Critique de “Shelters” par Marie Annick Gaudaré

Shelters


Avec cette nouvelle série, Eric Kaiser s’inscrit dans le cercle très restreint des artistes peintres du début de ce XXIème siècle marqués par la tradition du portrait, comme Lucien Freud ou Elizabeth Peyton. Les personnages portraiturés sont associés, par une composition en diptyque, à un abri.

Le thème de l’abri fut motivé par les événements français de l’hiver 2006, couverts par les médias, qui mobilisa l’association des Enfants de Don Quichotte aux côtés des sans-domicile-fixe, des sans-abris, d’exclus de la société. Eric Kaiser allie ici préoccupations sociales contemporaines et représentation classique du portrait. Parmi les personnages représentés , on compte des anonymes, qui pourraient être un sans-abri ou le visiteur, mais aussi des célébrités politiques, religieuses, culturelles : le président iranien Ahmadinejad , le Pape Benoit XVI, Beckett… En associant des personnalités à des anonymes, il universalise ce besoin d’abri.

Tous ces portraits comportent une charge d’intimité, qui nous les rend proches, quels que soient les sentiments exprimés ou éprouvés à leur égard. Petit format et cadrage rapproché (parfois proche de la photo d’identité) soulignent le caractère privé de ces tableaux. Eric Kaiser se concentre sur l’expression saisie par surprise de visages, la plupart perdus dans leurs pensées, en dialogue intérieur, exprimant souvent une tension : doute, inquiétude, crispation, lassitude, tristesse… Et il parvient ainsi à doter les personnages officiels d’une apparence de privauté qui engendre une confusion. Si le Pape seul sourit, les militaires iraniens en arrière-plan inquiètent. Deux des portraits, par leur regard orienté vers le spectateur, nous interpellent. Le repliement de chacun sur lui-même est souligné par des espaces introvertis traduits par des arrière-plans frontaux sans ouverture, sans échappée, sans profondeur.

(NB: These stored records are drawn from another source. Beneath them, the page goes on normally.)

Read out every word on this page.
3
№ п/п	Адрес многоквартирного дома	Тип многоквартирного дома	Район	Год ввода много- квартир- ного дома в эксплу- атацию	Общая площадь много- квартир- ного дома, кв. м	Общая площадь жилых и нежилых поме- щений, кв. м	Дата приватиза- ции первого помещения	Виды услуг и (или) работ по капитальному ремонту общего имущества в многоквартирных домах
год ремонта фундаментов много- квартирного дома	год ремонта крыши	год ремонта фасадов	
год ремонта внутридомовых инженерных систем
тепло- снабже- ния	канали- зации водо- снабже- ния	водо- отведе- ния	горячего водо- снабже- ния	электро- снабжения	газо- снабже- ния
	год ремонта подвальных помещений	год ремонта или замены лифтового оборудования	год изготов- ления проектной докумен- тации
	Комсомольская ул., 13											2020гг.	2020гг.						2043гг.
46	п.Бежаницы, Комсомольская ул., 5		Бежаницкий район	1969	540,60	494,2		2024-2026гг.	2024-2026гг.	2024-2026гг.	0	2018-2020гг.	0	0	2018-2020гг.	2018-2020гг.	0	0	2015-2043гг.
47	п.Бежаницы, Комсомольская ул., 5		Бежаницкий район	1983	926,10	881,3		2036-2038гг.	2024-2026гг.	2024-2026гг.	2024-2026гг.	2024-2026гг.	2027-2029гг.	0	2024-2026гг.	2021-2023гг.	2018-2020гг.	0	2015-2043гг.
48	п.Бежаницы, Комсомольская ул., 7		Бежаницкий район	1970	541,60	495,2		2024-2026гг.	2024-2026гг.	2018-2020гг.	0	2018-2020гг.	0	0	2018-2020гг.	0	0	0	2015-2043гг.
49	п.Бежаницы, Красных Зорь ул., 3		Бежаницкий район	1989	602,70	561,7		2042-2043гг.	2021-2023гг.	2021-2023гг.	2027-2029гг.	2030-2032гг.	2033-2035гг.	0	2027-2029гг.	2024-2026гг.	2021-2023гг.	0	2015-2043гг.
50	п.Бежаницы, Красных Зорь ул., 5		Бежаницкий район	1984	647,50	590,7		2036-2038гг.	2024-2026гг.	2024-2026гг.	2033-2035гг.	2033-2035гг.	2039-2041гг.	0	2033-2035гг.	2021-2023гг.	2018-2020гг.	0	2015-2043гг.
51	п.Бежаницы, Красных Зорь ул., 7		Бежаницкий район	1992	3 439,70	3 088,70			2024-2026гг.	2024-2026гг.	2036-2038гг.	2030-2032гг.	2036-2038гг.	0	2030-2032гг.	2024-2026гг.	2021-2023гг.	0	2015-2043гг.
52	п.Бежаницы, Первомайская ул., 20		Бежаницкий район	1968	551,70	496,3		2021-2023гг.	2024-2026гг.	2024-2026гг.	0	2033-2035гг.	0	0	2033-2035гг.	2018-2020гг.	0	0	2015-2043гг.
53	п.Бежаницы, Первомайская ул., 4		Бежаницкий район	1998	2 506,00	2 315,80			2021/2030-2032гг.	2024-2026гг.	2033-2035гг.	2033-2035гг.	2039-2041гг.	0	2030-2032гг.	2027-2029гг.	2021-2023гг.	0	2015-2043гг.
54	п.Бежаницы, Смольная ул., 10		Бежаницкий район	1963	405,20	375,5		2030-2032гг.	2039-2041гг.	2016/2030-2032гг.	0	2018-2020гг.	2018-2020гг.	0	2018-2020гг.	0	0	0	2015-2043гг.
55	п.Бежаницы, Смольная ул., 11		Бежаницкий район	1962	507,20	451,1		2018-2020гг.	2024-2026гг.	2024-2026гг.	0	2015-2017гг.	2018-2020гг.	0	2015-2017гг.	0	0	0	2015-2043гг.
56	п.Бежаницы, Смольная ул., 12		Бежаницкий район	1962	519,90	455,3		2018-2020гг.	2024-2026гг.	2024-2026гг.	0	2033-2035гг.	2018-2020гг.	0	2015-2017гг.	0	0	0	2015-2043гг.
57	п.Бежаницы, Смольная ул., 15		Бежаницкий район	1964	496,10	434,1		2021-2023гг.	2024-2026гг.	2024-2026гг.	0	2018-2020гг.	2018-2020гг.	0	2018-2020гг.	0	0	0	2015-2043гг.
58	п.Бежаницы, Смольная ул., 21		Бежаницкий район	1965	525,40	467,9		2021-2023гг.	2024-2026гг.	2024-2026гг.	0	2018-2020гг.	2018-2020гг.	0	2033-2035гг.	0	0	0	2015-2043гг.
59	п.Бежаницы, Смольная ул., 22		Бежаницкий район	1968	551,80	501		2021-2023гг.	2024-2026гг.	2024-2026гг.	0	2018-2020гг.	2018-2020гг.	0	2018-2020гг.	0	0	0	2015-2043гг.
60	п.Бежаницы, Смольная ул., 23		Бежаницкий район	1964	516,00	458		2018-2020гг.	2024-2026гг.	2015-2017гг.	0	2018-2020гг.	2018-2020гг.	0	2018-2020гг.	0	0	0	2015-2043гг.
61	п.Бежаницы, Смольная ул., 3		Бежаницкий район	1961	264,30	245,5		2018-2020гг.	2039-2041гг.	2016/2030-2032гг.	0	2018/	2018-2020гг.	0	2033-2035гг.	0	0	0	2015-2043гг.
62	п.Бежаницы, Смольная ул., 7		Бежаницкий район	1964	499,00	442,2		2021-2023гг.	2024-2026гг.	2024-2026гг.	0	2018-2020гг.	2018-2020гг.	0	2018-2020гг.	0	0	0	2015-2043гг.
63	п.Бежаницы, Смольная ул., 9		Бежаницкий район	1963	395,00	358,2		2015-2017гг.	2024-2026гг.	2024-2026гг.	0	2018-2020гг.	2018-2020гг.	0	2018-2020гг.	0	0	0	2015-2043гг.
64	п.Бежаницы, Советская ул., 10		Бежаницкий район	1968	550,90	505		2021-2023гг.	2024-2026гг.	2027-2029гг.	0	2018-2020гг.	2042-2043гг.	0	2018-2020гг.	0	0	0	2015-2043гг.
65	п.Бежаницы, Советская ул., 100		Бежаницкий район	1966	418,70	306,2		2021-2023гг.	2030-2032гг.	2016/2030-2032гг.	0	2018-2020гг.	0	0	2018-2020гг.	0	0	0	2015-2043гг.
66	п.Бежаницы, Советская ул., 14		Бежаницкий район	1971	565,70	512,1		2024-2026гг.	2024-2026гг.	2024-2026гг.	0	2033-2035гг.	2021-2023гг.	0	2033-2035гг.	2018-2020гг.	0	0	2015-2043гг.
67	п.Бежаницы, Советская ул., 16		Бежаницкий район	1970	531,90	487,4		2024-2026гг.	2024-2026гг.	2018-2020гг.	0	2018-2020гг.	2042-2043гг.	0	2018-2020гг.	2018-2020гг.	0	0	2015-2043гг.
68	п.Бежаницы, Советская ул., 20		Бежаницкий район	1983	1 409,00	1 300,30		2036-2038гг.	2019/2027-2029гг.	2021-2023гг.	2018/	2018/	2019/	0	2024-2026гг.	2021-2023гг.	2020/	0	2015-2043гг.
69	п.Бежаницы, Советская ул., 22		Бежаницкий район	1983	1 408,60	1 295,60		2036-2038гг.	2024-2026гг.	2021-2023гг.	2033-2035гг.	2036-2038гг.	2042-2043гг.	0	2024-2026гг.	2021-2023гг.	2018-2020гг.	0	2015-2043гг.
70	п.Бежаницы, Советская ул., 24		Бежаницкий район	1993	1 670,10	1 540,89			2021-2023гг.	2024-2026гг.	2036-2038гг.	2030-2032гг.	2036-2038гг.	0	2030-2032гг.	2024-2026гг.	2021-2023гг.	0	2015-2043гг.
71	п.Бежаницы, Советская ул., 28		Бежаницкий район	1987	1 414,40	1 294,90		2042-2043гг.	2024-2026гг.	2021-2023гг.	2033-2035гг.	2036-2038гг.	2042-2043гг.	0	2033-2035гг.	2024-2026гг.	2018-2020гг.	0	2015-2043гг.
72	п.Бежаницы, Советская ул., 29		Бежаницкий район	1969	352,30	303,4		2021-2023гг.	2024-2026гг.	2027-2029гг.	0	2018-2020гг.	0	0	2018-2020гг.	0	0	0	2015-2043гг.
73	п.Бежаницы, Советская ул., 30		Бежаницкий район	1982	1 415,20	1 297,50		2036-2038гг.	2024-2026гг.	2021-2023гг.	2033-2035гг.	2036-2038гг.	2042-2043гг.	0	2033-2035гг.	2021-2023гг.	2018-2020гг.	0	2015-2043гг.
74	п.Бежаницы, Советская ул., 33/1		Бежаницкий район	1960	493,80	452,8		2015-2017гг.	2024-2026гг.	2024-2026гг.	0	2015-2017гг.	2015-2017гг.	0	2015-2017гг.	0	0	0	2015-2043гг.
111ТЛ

Les abris en vis-à-vis semblent appartenir aux personnages, la poubelle de Beckett, la croix du Pape, l’arène du toréador. Pour d’autres, ils se chargent d’énigmes : des maisons sans porte ni fenêtre, des trous, des cercueils, des boites, des constructions géométriques. Isolés de tout environnement architectonique, perdus dans des espaces sans repère à la ligne d’horizon haute, ils deviennent des entités abstraites et mystérieuses. Les ombres projetées prononcées dramatisent et théâtralisent. Portraits et abris sont nettement séparés par la composition en diptyque et par des espaces propres sans interpénétration. De mise en distance, incertaine, interrogative, la relation entre le personnage et son abri paraît méfiante, comme l’expression d’une impossible ou difficile rencontre, pourtant attendue.

Regards dubitatifs et inhospitalité des abris génèrent une atmosphère étrange, corroborée par les titres. A la manière de Dada ou des surréalistes, ils se construisent par association, hybridation, fusion, confusion de mots, qui à la fois explicitent et troublent. Ils créent des univers émotionnels nouveaux, riches de suggestions.

Le tracé du pinceau ou la trace du couteau qu’on suit sans difficulté, mais aussi les fondus de couleurs ou les rappels chromatiques d’un panneau du diptyque à l’autre, révèlent une technique à la fois maitrisée et intuitive qui renforce l’expressivité des personnages.

Dans ce dernier travail, Eric Kaiser n’intervient pas en qualité d’observateur extérieur, mais comme metteur en scène ou directeur d’acteurs qui met en évidence une dimension sociale et psychologique. A première vue cette série de portraits semble répondre aux attentes d’un constat sobre de la réalité, le propos est cependant moins la véracité de la représentation que la traduction des tensions qui habitent l’homme (issus des tensions propres de l’artiste, récurrentes dans son œuvre).